İki kediyle birlikte yaşıyorum ben de; Beatrice ve Poe. Ve evet, haklısınız, müzik dinliyoruz birlikte. Onların tercihi de klasik müzik ve rebetiko. Üzüm üzüme baka baka… Bazen eski günlerin hatırına ses düzeyi yüksek bir şeyler dinlemeye kalksam hemen tepkilerini belli ediyorlar. Soruya kısa bir şekilde şöyle yanıt vereyim: ben kediler ve müzik olmadan şiir yazamazdım sanırım, şiir olmadan da hayat olmazdı.

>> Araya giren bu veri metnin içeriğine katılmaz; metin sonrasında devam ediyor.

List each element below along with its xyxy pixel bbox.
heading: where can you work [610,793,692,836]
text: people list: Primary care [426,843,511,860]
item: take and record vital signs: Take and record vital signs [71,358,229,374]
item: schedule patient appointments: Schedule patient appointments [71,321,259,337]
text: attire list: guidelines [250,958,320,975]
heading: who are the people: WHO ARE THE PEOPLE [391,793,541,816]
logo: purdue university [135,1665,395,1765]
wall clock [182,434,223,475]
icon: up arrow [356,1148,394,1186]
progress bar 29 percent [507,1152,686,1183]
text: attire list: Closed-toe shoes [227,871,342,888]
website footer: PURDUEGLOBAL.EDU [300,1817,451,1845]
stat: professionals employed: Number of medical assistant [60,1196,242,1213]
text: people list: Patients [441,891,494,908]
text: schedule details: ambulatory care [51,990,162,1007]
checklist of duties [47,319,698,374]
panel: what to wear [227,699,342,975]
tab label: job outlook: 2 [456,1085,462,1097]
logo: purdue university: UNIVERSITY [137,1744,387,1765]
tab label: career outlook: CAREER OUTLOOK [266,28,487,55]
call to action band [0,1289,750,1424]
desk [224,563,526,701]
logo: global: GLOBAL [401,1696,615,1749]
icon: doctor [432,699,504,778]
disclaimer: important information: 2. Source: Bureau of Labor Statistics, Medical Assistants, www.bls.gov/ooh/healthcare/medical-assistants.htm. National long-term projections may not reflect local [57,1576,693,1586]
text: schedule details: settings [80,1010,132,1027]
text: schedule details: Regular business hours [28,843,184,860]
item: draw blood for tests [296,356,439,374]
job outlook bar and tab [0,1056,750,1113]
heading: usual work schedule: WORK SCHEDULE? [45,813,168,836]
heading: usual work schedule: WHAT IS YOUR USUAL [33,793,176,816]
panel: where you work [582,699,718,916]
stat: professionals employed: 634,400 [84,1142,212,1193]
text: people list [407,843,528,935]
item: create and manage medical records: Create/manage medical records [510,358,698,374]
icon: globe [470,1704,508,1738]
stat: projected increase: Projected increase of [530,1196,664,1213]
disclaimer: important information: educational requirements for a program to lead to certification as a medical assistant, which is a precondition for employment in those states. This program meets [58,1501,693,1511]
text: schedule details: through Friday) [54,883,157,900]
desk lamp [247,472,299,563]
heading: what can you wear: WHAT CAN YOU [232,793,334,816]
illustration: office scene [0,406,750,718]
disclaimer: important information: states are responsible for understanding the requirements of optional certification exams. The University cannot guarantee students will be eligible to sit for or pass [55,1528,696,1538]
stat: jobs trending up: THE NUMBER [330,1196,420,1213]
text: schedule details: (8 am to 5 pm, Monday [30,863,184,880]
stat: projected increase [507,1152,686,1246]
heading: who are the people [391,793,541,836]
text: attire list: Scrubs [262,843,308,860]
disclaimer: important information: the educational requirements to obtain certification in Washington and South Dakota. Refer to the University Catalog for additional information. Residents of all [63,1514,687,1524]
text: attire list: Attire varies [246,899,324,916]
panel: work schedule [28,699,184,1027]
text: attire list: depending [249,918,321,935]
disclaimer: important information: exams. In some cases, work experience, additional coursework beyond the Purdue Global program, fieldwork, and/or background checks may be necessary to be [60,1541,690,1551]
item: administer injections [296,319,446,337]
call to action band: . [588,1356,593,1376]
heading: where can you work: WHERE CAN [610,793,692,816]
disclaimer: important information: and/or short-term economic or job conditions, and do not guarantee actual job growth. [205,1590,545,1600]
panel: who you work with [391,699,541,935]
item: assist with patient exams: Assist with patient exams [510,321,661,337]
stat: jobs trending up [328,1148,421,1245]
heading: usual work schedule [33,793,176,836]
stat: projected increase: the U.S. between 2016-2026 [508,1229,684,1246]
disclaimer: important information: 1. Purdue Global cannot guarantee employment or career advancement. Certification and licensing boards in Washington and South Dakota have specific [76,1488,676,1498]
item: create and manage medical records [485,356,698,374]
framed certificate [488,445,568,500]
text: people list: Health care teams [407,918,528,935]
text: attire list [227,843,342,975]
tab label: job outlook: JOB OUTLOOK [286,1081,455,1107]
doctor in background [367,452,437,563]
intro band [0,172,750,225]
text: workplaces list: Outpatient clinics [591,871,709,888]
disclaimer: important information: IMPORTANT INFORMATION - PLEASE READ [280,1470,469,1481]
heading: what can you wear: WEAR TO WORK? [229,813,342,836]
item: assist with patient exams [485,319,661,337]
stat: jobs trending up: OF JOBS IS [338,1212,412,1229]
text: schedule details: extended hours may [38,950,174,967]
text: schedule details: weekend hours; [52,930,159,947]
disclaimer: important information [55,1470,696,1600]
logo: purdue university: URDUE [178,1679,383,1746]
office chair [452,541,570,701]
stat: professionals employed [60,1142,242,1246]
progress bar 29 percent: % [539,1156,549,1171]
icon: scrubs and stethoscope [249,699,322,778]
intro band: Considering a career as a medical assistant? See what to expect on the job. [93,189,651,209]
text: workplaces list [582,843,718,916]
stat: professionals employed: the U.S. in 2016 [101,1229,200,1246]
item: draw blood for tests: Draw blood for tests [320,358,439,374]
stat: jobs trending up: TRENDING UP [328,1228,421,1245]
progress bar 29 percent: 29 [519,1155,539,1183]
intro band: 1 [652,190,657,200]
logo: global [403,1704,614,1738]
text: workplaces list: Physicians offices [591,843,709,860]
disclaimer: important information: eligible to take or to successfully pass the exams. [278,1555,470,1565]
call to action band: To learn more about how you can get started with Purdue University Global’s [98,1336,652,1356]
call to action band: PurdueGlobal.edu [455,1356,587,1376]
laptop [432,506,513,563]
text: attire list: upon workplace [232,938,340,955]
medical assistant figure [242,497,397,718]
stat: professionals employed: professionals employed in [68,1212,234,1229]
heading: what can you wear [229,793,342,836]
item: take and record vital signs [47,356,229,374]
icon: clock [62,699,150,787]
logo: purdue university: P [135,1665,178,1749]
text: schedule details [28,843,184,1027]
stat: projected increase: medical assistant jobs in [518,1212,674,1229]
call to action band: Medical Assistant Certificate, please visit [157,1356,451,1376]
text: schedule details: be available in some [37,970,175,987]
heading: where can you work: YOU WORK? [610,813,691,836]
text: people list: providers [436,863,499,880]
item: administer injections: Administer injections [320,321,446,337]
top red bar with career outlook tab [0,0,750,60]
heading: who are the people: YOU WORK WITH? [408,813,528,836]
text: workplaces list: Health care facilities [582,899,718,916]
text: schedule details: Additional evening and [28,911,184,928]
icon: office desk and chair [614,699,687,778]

- Şairlerin yaşantıları da yazma biçimleri de ruh halleri de ne diğer türde yazanlarla ne de karşımıza çıkan diğer insanlara benziyor, aksine çok uçlarda farklara sahip. Şiirin her zaman ilk başlatıcı metin olduğunu düşünürsek, şiirin kaynağı da diyebileceğimiz çok dipte bir arıza ya da doğuştan hasarlı bir alana sahip olduklarını söyleyebilir miyiz şairlerin?

Bence sadece şairler değil, üretmeye yönelik sanatsal işler yapan herkeste bir arıza var. Anlatmak istemek başlı başına bir arıza bence. Doğuştan hasarlı bir durum olup olmadığını bilemem ama belki de geçmiş hayatlarımızdan, her yeni bedene taşıdığımız bir çantamız vardır ve bir süre sonra onu açıp kullanmaya başlıyoruzdur.

- Yazma biçimlerimiz ve ruh hallerimizden söz etmişken, bunların birer çıktısı olarak kitaplarınıza verdiğiniz isimler de önemli. Örneğin, eve geç kaldım yalnızlık bekler, gittiğim en uzak yer sizdiniz. Bu kitap isimlerinden biraz söz eder misiniz?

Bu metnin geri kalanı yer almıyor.